According to the researchers, teachers who adopt an active learning approach by incorporating the latest technology, group discussions, and interactive activities are likely to get the most out of their students. Conversely, lecturing was found to be less effective when it came to students’ academic performance.

“We wanted to see what we learned from teaching and learning during COVID and what could be brought back into the classroom,” said researcher Nesra Yannier. “COVID forced educators to engage students in novel ways, and teachers were experimenting with new technology.” 

Keeping students engaged

The researchers analyzed data from previous studies that collected information on learning styles across all age groups -- from elementary-aged students to college students. They looked at different ways teachers can deliver lessons and which methods were the most effective at keeping kids engaged and involved in the subject matter.
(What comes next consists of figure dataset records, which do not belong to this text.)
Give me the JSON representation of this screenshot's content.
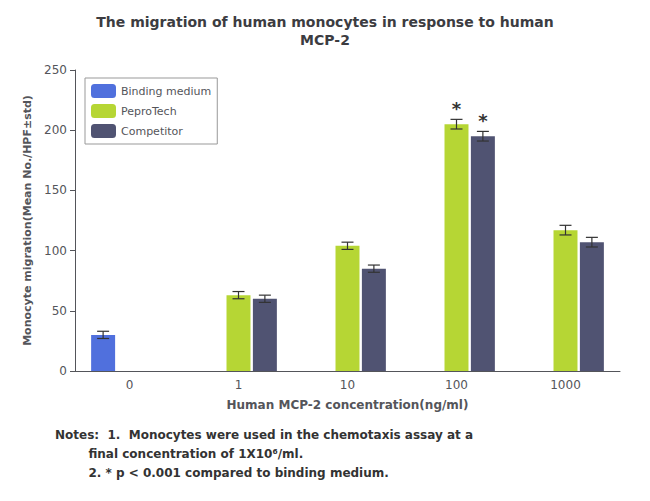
{
  "chart_data": {
    "type": "bar",
    "title": "The migration of human monocytes in response to human\nMCP-2",
    "x_label": "Human MCP-2 concentration(ng/ml)",
    "y_label": "Monocyte migration(Mean No./HPF±std)",
    "categories": [
      "0",
      "1",
      "10",
      "100",
      "1000"
    ],
    "series": [
      {
        "name": "Binding medium",
        "values": [
          30,
          null,
          null,
          null,
          null
        ],
        "errors": [
          3,
          null,
          null,
          null,
          null
        ]
      },
      {
        "name": "PeproTech",
        "values": [
          null,
          63,
          104,
          205,
          117
        ],
        "errors": [
          null,
          3,
          3,
          4,
          4
        ]
      },
      {
        "name": "Competitor",
        "values": [
          null,
          60,
          85,
          195,
          107
        ],
        "errors": [
          null,
          3,
          3,
          4,
          4
        ]
      }
    ],
    "ylim": [
      0,
      250
    ],
    "yticks": [
      0,
      50,
      100,
      150,
      200,
      250
    ],
    "grid": false,
    "legend": "upper left",
    "annotations": [
      {
        "text": "*",
        "series": "PeproTech",
        "category": "100"
      },
      {
        "text": "*",
        "series": "Competitor",
        "category": "100"
      }
    ],
    "notes": [
      "Notes:  1.  Monocytes were used in the chemotaxis assay at a",
      "        final concentration of 1X10⁶/ml.",
      "        2. * p < 0.001 compared to binding medium."
    ]
  }
}
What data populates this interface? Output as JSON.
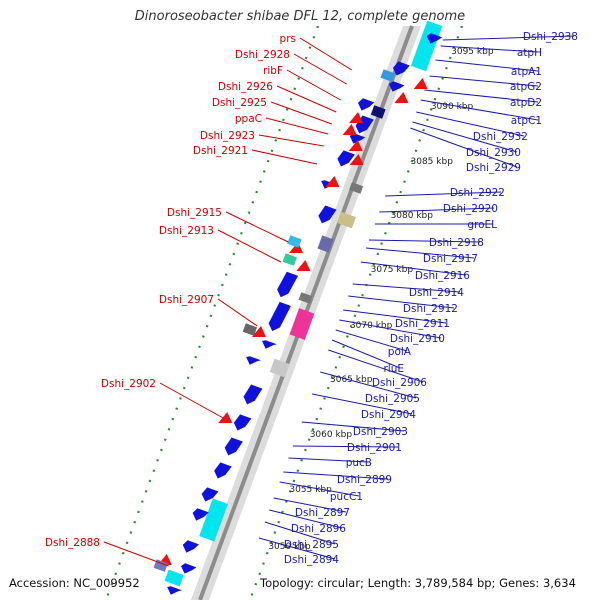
{
  "title": "Dinoroseobacter shibae DFL 12, complete genome",
  "footer": {
    "accession": "Accession: NC_009952",
    "topology": "Topology: circular; Length: 3,789,584 bp; Genes: 3,634"
  },
  "ruler": [
    "3095 kbp",
    "3090 kbp",
    "3085 kbp",
    "3080 kbp",
    "3075 kbp",
    "3070 kbp",
    "3065 kbp",
    "3060 kbp",
    "3055 kbp",
    "3050 kbp"
  ],
  "left_labels": [
    "prs",
    "Dshi_2928",
    "ribF",
    "Dshi_2926",
    "Dshi_2925",
    "ppaC",
    "Dshi_2923",
    "Dshi_2921",
    "Dshi_2915",
    "Dshi_2913",
    "Dshi_2907",
    "Dshi_2902",
    "Dshi_2888"
  ],
  "right_labels": [
    "Dshi_2938",
    "atpH",
    "atpA1",
    "atpG2",
    "atpD2",
    "atpC1",
    "Dshi_2932",
    "Dshi_2930",
    "Dshi_2929",
    "Dshi_2922",
    "Dshi_2920",
    "groEL",
    "Dshi_2918",
    "Dshi_2917",
    "Dshi_2916",
    "Dshi_2914",
    "Dshi_2912",
    "Dshi_2911",
    "Dshi_2910",
    "polA",
    "rluE",
    "Dshi_2906",
    "Dshi_2905",
    "Dshi_2904",
    "Dshi_2903",
    "Dshi_2901",
    "pucB",
    "Dshi_2899",
    "pucC1",
    "Dshi_2897",
    "Dshi_2896",
    "Dshi_2895",
    "Dshi_2894"
  ],
  "colors": {
    "left_label": "#cc0000",
    "right_label": "#1a1aaa",
    "backbone": "#8c8c8c",
    "forward_gene": "#ee1111",
    "reverse_gene": "#1111dd",
    "dot_ring": "#2e8b2e",
    "cyan_block": "#00e5ee"
  }
}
The team also examined how artificial intelligence (AI) plays a role in students’ learning outcomes. 

The researchers learned that keeping students involved and active during class is the best way to keep them engaged and produce the greatest academic achievement. One study found that when students are physically active during a lesson, they’re more likely to retain the information down the road. 

Aside from grades, active learning was associated with a better understanding of the material. The study showed that when students are actively engaged, they’re better able to discuss the topic with others, which shows a deeper comprehension. 

In their trial with AI, the researchers learned that virtual helpers are beneficial to both students and teachers. They’re able to answer students’ questions during lessons, which can help teachers with the flow of their plans. From a student standpoint, AI was used to conduct various hands-on experiments in the classroom, prompting the students to talk with each other more, stay invested in the lesson, and ask more questions. 

The researchers hope these findings highlight the benefits associated with active learning in the classroom. It ultimately helps to keep students participating and involved in the lesson -- even if that means getting them physically moving. 

“It’s quite clear in this collection that even among like-minded folks there are seven or more applications of active learning that work and sometimes they work in contradictory ways,” said researcher Ken Koedinger. “There is so much richness in this field that we can continually make improvements to make it more effective and enjoyable for a long, long time.”